The Quilt Trail of America is a unique grassroots public art movement that spans the entire country with hundreds of organized "trails". It began ten years ago with an 'ugly' old tobacco barn on Maxine Groves' property in southern Ohio.
The idea of painting a giant quilt block on the face of that 'ugly' old barn was Maxine's daughter's. Donna Sue Groves wanted to dress up the barn and honor her mother, who is a master quilter.
Donna Sue's vision didn't stop with one ugly barn with a fancy new accessory. She envisioned an invisible clothesline of quilts that would span the country; and so it does.
Here in Osceola County, Michigan, it took just a couple of individuals with a passion for the project, some brushes, tape and quarts of paint to join the trail. We started painting just three years ago and to date, there are 91 eight- and four-foot boldly painted quilt blocks on barns, businesses, homes and public buildings throughout the county, inching outside the county in a few cases.
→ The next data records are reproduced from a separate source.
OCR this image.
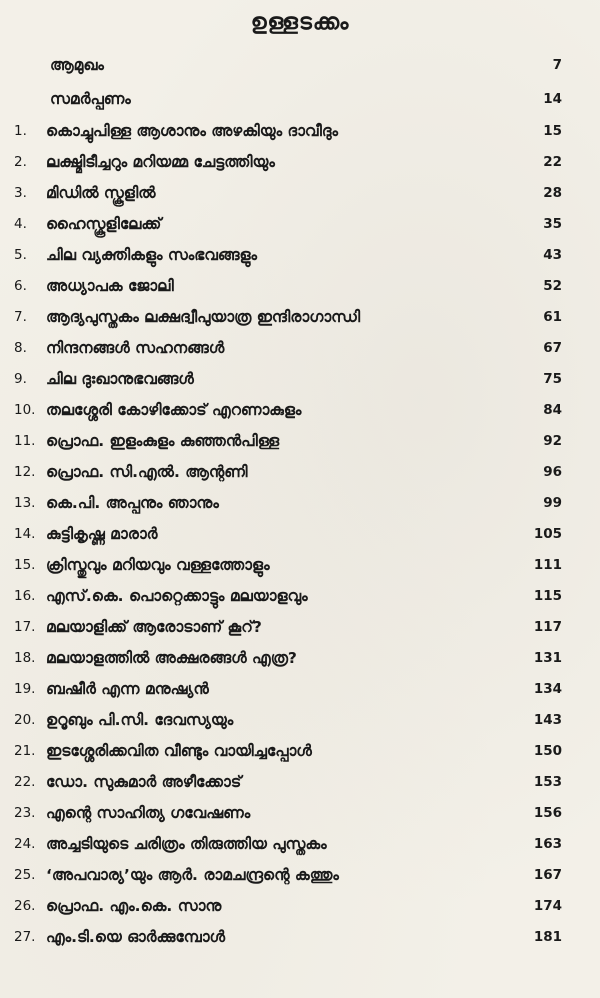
ഉള്ളടക്കം
ആമുഖം	7
സമർപ്പണം	14
1. കൊച്ചുപിള്ള ആശാനും അഴകിയും ദാവീദും	15
2. ലക്ഷ്മിടീച്ചറും മറിയമ്മ ചേട്ടത്തിയും	22
3. മിഡിൽ സ്കൂളിൽ	28
4. ഹൈസ്കൂളിലേക്ക്	35
5. ചില വ്യക്തികളും സംഭവങ്ങളും	43
6. അധ്യാപക ജോലി	52
7. ആദ്യപുസ്തകം ലക്ഷദ്വീപുയാത്ര ഇന്ദിരാഗാന്ധി	61
8. നിന്ദനങ്ങൾ സഹനങ്ങൾ	67
9. ചില ദുഃഖാനുഭവങ്ങൾ	75
10. തലശ്ശേരി കോഴിക്കോട് എറണാകുളം	84
11. പ്രൊഫ. ഇളംകുളം കുഞ്ഞൻപിള്ള	92
12. പ്രൊഫ. സി.എൽ. ആന്റണി	96
13. കെ.പി. അപ്പനും ഞാനും	99
14. കുട്ടികൃഷ്ണ മാരാർ	105
15. ക്രിസ്തുവും മറിയവും വള്ളത്തോളും	111
16. എസ്.കെ. പൊറ്റെക്കാട്ടും മലയാളവും	115
17. മലയാളിക്ക് ആരോടാണ് കൂറ്?	117
18. മലയാളത്തിൽ അക്ഷരങ്ങൾ എത്ര?	131
19. ബഷീർ എന്ന മനുഷ്യൻ	134
20. ഉറൂബും പി.സി. ദേവസ്യയും	143
21. ഇടശ്ശേരിക്കവിത വീണ്ടും വായിച്ചപ്പോൾ	150
22. ഡോ. സുകുമാർ അഴീക്കോട്	153
23. എന്റെ സാഹിത്യ ഗവേഷണം	156
24. അച്ചടിയുടെ ചരിത്രം തിരുത്തിയ പുസ്തകം	163
25. ‘അപവാര്യ’യും ആർ. രാമചന്ദ്രന്റെ കത്തും	167
26. പ്രൊഫ. എം.കെ. സാനു	174
27. എം.ടി.യെ ഓർക്കുമ്പോൾ	181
The backbone of the OQT was sponsored by a grant from Great Lakes Energy to paint 12 blocks. Since then, a grant from the Michigan Council for Arts and Cultural Affairs sponsored 15 blocks on public buildings - post offices, schools, and libraries. The rest are host-purchased blocks.
The Osceola Quilt Trail celebrates our
rural life and heritage and involves our communities in making public art. Acknowledged as a force in agri-tourism, the OQT brings folks in off the highways and through our small towns to explore the places we love.
Snail Trail Block on Maxine Grove's Tobacco Barn in southern Ohio
Located at 3606 20Mile Road, Marion, Michigan, this Flying High Nine Patch quilt block represents the farm hosts well - an avid aviator who builds and flies small airplanes, and his wife who has made "more nine patch quilts than she can count" for family and friends.